I don't understand the definition of "dynamic generator" and how I can pass from that operator to the system and viceversa.
Many thanks.
 A: I found the answer. Basically the "dynamic generator" is the infinitesimal generator, in stochastic terms.

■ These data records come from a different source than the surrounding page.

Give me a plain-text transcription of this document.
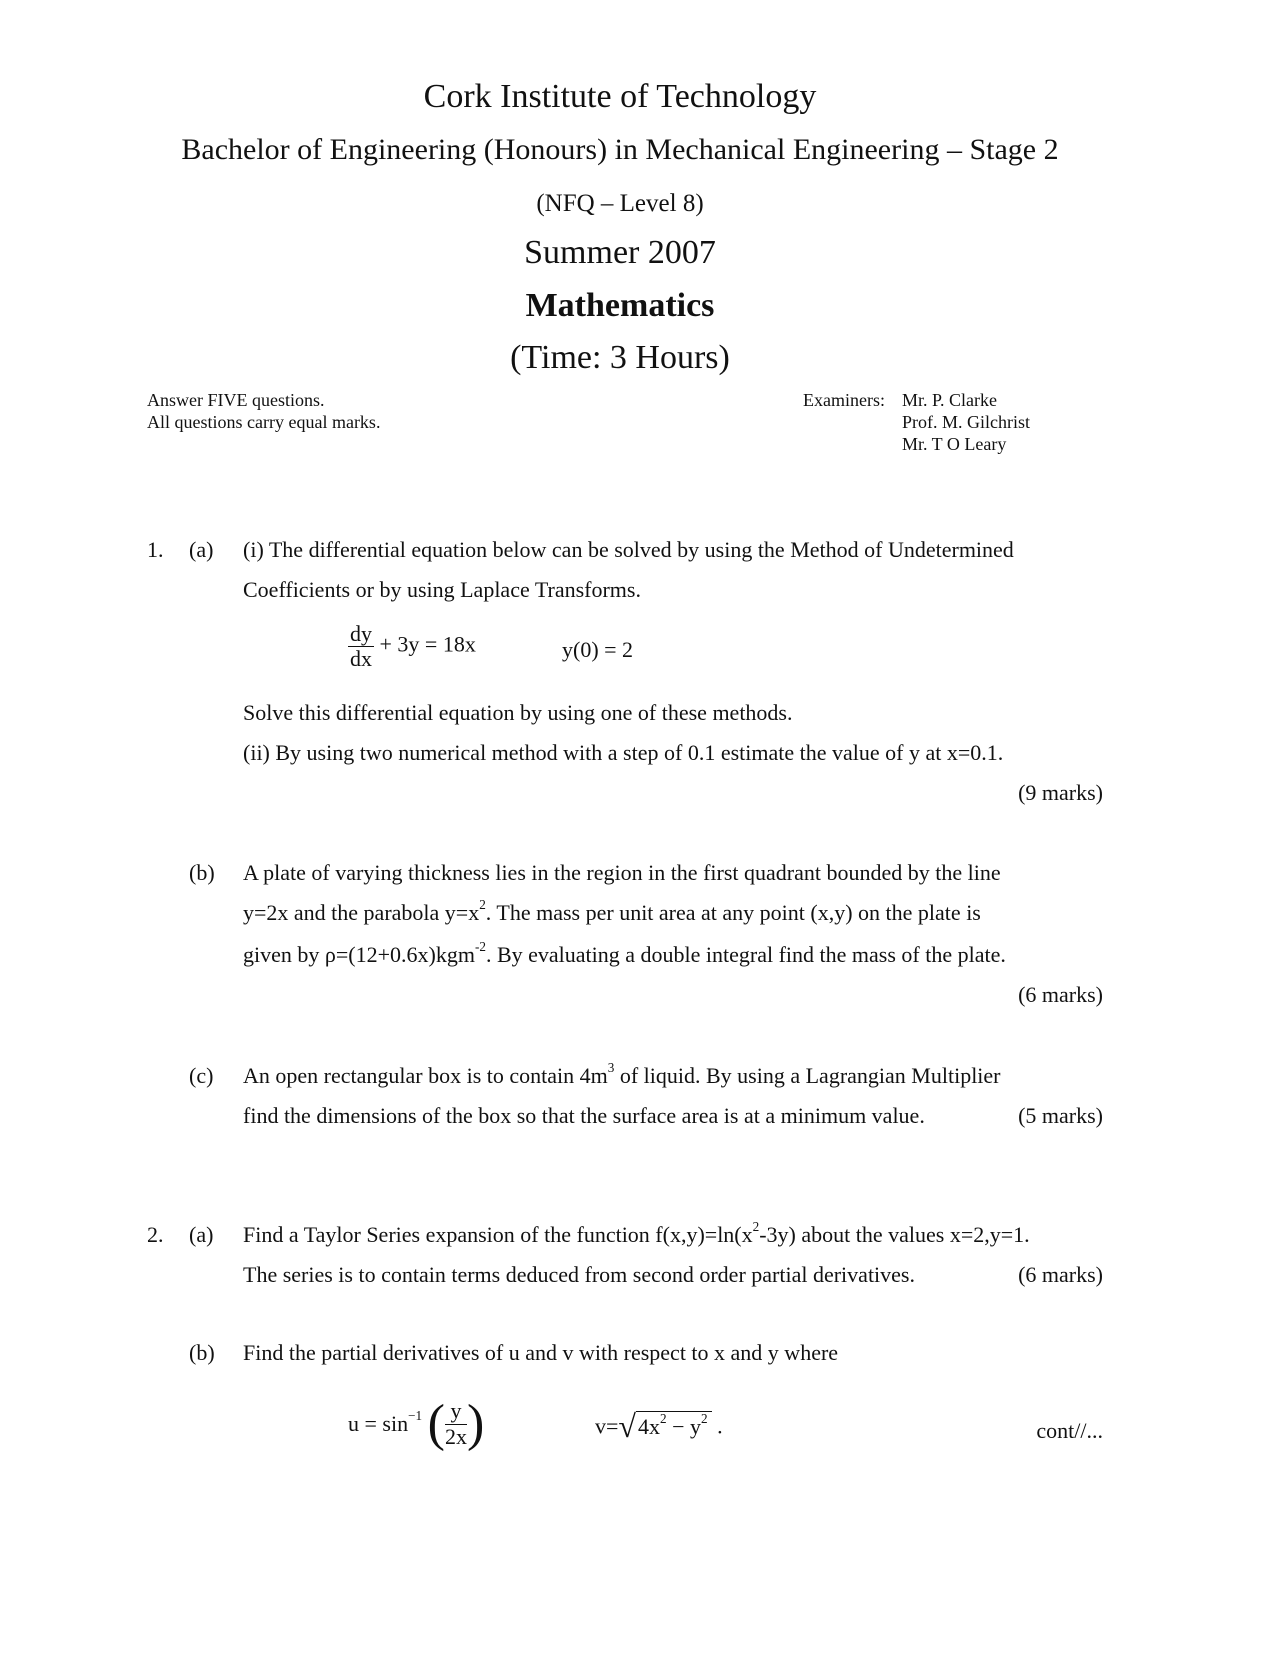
Cork Institute of Technology
Bachelor of Engineering (Honours) in Mechanical Engineering – Stage 2
(NFQ – Level 8)
Summer 2007
Mathematics
(Time: 3 Hours)
Answer FIVE questions.
All questions carry equal marks.
Examiners: Mr. P. Clarke
Prof. M. Gilchrist
Mr. T O Leary
1. (a) (i) The differential equation below can be solved by using the Method of Undetermined
Coefficients or by using Laplace Transforms.
$\frac{dy}{dx} + 3y = 18x$	y(0) = 2
Solve this differential equation by using one of these methods.
(ii) By using two numerical method with a step of 0.1 estimate the value of y at x=0.1.
(9 marks)
(b) A plate of varying thickness lies in the region in the first quadrant bounded by the line
y=2x and the parabola $y=x^2$. The mass per unit area at any point (x,y) on the plate is
given by ρ=(12+0.6x)kgm$^{-2}$. By evaluating a double integral find the mass of the plate.
(6 marks)
(c) An open rectangular box is to contain $4m^3$ of liquid. By using a Lagrangian Multiplier
find the dimensions of the box so that the surface area is at a minimum value.	(5 marks)
2. (a) Find a Taylor Series expansion of the function $f(x,y)=\ln(x^2-3y)$ about the values x=2,y=1.
The series is to contain terms deduced from second order partial derivatives.	(6 marks)
(b) Find the partial derivatives of u and v with respect to x and y where
$u = \sin^{-1}$ ( $\frac{y}{2x}$ )	$v=√4x^2 - y^2$ .	cont//...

==Definition by wikipedia==
Let $X:[0,+∞) \times Ω→R$ defined on a probability space $(Ω,Σ,P)$ be an Itô diffusion satisfying a stochastic differential equation of the form:
$ dX_{t} = b(X_{t}) \, dt + \sigma (X_{t}) \, \mathrm{d} B_{t},$
where $B$ is an $m$-dimensional Brownian motion and $b$: $R^n → R^n$ and $σ: R^n → R^{n \times m}$ are the drift and diffusion fields respectively. For a point $x \in R^n$, let $P^x$ denote the law of $X$ given initial datum $X^0 = x$, and let $E^x$ denote expectation with respect to $P^x$.

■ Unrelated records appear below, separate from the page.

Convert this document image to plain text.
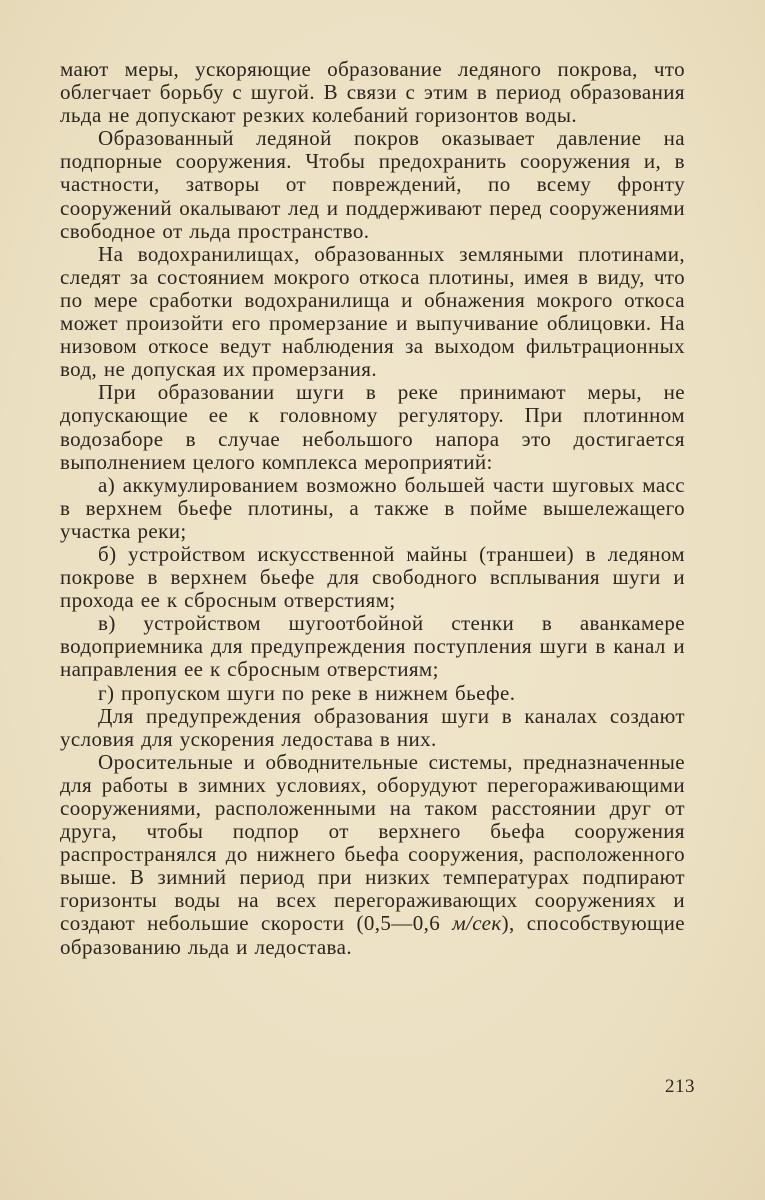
мают меры, ускоряющие образование ледяного покрова, что облегчает борьбу с шугой. В связи с этим в период образования льда не допускают резких колебаний горизонтов воды.

Образованный ледяной покров оказывает давление на подпорные сооружения. Чтобы предохранить сооружения и, в частности, затворы от повреждений, по всему фронту сооружений окалывают лед и поддерживают перед сооружениями свободное от льда пространство.

На водохранилищах, образованных земляными плотинами, следят за состоянием мокрого откоса плотины, имея в виду, что по мере сработки водохранилища и обнажения мокрого откоса может произойти его промерзание и выпучивание облицовки. На низовом откосе ведут наблюдения за выходом фильтрационных вод, не допуская их промерзания.

При образовании шуги в реке принимают меры, не допускающие ее к головному регулятору. При плотинном водозаборе в случае небольшого напора это достигается выполнением целого комплекса мероприятий:

а) аккумулированием возможно большей части шуговых масс в верхнем бьефе плотины, а также в пойме вышележащего участка реки;

б) устройством искусственной майны (траншеи) в ледяном покрове в верхнем бьефе для свободного всплывания шуги и прохода ее к сбросным отверстиям;

в) устройством шугоотбойной стенки в аванкамере водоприемника для предупреждения поступления шуги в канал и направления ее к сбросным отверстиям;

г) пропуском шуги по реке в нижнем бьефе.

Для предупреждения образования шуги в каналах создают условия для ускорения ледостава в них.

Оросительные и обводнительные системы, предназначенные для работы в зимних условиях, оборудуют перегораживающими сооружениями, расположенными на таком расстоянии друг от друга, чтобы подпор от верхнего бьефа сооружения распространялся до нижнего бьефа сооружения, расположенного выше. В зимний период при низких температурах подпирают горизонты воды на всех перегораживающих сооружениях и создают небольшие скорости (0,5—0,6 м/сек), способствующие образованию льда и ледостава.

213
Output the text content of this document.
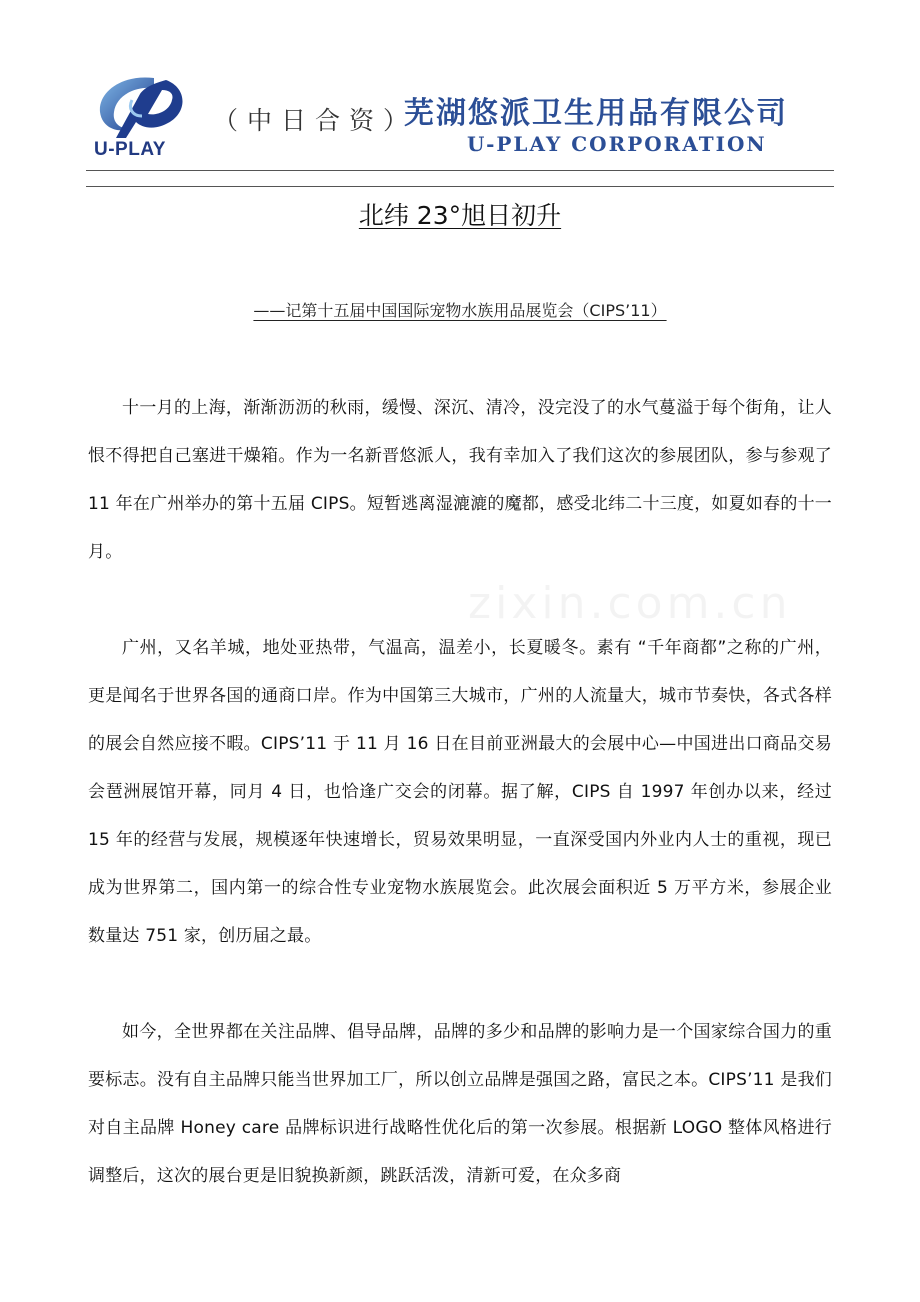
U-PLAY
（中日合资）
芜湖悠派卫生用品有限公司
U-PLAY CORPORATION
北纬 23°旭日初升
——记第十五届中国国际宠物水族用品展览会（CIPS’11）

十一月的上海，渐渐沥沥的秋雨，缓慢、深沉、清冷，没完没了的水气蔓溢于每个街角，让人恨不得把自己塞进干燥箱。作为一名新晋悠派人，我有幸加入了我们这次的参展团队，参与参观了 11 年在广州举办的第十五届 CIPS。短暂逃离湿漉漉的魔都，感受北纬二十三度，如夏如春的十一月。

广州，又名羊城，地处亚热带，气温高，温差小，长夏暖冬。素有 “千年商都”之称的广州，更是闻名于世界各国的通商口岸。作为中国第三大城市，广州的人流量大，城市节奏快，各式各样的展会自然应接不暇。CIPS’11 于 11 月 16 日在目前亚洲最大的会展中心—中国进出口商品交易会琶洲展馆开幕，同月 4 日，也恰逢广交会的闭幕。据了解，CIPS 自 1997 年创办以来，经过 15 年的经营与发展，规模逐年快速增长，贸易效果明显，一直深受国内外业内人士的重视，现已成为世界第二，国内第一的综合性专业宠物水族展览会。此次展会面积近 5 万平方米，参展企业数量达 751 家，创历届之最。

如今，全世界都在关注品牌、倡导品牌，品牌的多少和品牌的影响力是一个国家综合国力的重要标志。没有自主品牌只能当世界加工厂，所以创立品牌是强国之路，富民之本。CIPS’11 是我们对自主品牌 Honey care 品牌标识进行战略性优化后的第一次参展。根据新 LOGO 整体风格进行调整后，这次的展台更是旧貌换新颜，跳跃活泼，清新可爱，在众多商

The infinitesimal generator (what I called the dynamic generator) of $X$ is the operator $A$, which is defined to act on suitable functions $f:R^n→R$ by
$A f (x) = \lim_{t → 0} \frac{\mathbf{E}^{x} [f(X_{t})] - f(x)}{t}.$
The set of all functions $f$ for which this limit exists at a point ''x'' is denoted $D_A(x)$, while $D_A$ denotes the set of all $f$ for which the limit exists for all $x \in R^n$. One can show that any compact support $C^2$ function $f$ lies in $D_A$ and that
$A f (x) = \sum_{i} b_{i} (x) \frac{\partial f}{\partial x_{i}} (x) + \frac1{2} \sum_{i, j} \big( \sigma (x) \sigma (x)^{\top} \big)_{i, j} \frac{\partial^{2} f}{\partial x_{i} \, \partial x_{j}} (x).$